Wushu will only be a sideshow at the Beijing Games, but it may help reap China's first Olympic boxing gold medal thanks to national team captain Zou Shiming's early grounding in it.

The Guizhou trailblazer is hot favorite in the 48kg division after winning bronze in Athens four years ago and two world championships in 2005 and 2007, all of them firsts for China.

With vocal home crowd support, the 27-year-old with the elusiveness of a martial artist will be next to impossible to outpoint at Beijing Workers Gymnasium, where he's tipped to become a harbinger for Middle Kingdom pugilism in two weeks' time.

The lightning speed and flexible footwork first honed by wushu training make Zou harder to hit than a thirsty mosquito.

The native of Zunyi, in southwest China's Guizhou province, was a timid child who, after being mollycoddled by his mother, was even picked on by a schoolgirl who left a permanent scar on his face.

This humiliation and his idolization of Zhang Sanfeng, a Taoist mystic of the 14th century who is considered the father of tai chi, led him to wushu at the age of 13.

But after learning its strategic choreography, he was quickly drawn to the more brutal art of boxing, where only genuine warriors pass muster.

Much to the surprise of his early doubters, the light flyweight achieved an Olympic breakthrough for Chinese boxing when he won its first Olympic medal at the 2004 Athens Olympic Games.

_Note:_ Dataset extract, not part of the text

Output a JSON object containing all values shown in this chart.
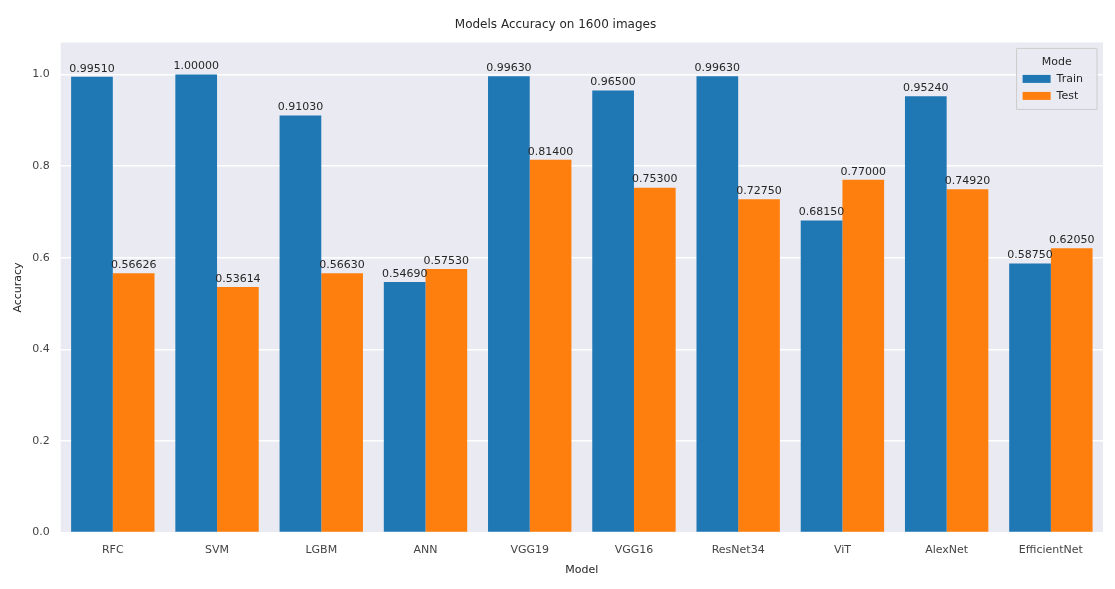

"This time I'll bring home a gold medal from the Olympics, which belongs to China," he promised recently.

"And I'll fight for it."

Two years after first representing his province's boxing team in 1997, Zou was selected in the national team following victory at the national youth championships.

But he impressed few of his teammates and coaches, who saw little more than a skinny kid who lacked punching power and wilted against opponents who didn't.

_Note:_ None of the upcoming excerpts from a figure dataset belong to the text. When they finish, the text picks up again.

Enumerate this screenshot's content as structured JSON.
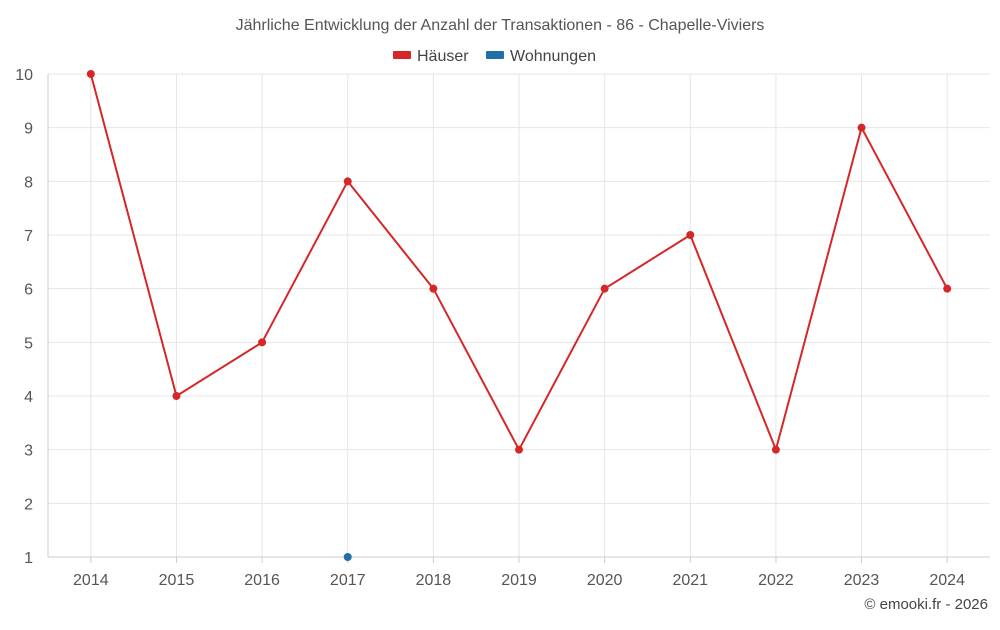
{
  "chart_data": {
    "type": "line",
    "title": "Jährliche Entwicklung der Anzahl der Transaktionen - 86 - Chapelle-Viviers",
    "categories": [
      "2014",
      "2015",
      "2016",
      "2017",
      "2018",
      "2019",
      "2020",
      "2021",
      "2022",
      "2023",
      "2024"
    ],
    "series": [
      {
        "name": "Häuser",
        "color": "#d62728",
        "values": [
          10,
          4,
          5,
          8,
          6,
          3,
          6,
          7,
          3,
          9,
          6
        ]
      },
      {
        "name": "Wohnungen",
        "color": "#1f6fa8",
        "values": [
          null,
          null,
          null,
          1,
          null,
          null,
          null,
          null,
          null,
          null,
          null
        ]
      }
    ],
    "y_ticks": [
      "1",
      "2",
      "3",
      "4",
      "5",
      "6",
      "7",
      "8",
      "9",
      "10"
    ],
    "ylim": [
      1,
      10
    ],
    "xlabel": "",
    "ylabel": "",
    "grid": true,
    "legend_position": "top-center"
  },
  "credit": "© emooki.fr - 2026"
}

But coach Zhang Chuanliang saw merits in the little guy who could move and punch with dazzling speed and who broke into sports facilities to train during sacred holidays.

Together master and student forged the closest of bonds and gradually melded Zou's Wushu skills into a stick-and-move hybrid that has earned him some colorful nicknames, such as "the Knight of Lightning", the "Fox" and the "Pirate".

"It's kinda simple to say," Zou says with a smile. "It's just that I move fast to avoid the heavy punches from my opponent, keep moving during the fight, and seek the moments to punch fast and heavy."

Although Chairman Mao Zedong banned boxing, he used similar guerilla tactics to found the People's Republic. So, little coincidence Zou wore a brass pin bearing Mao's image at last year's Amateur World Championships.

"Zou rarely knocks opponents out," The Guardian newspaper wrote after that win in Chicago. "He batters them and darts out of reach, like an angry sparrow."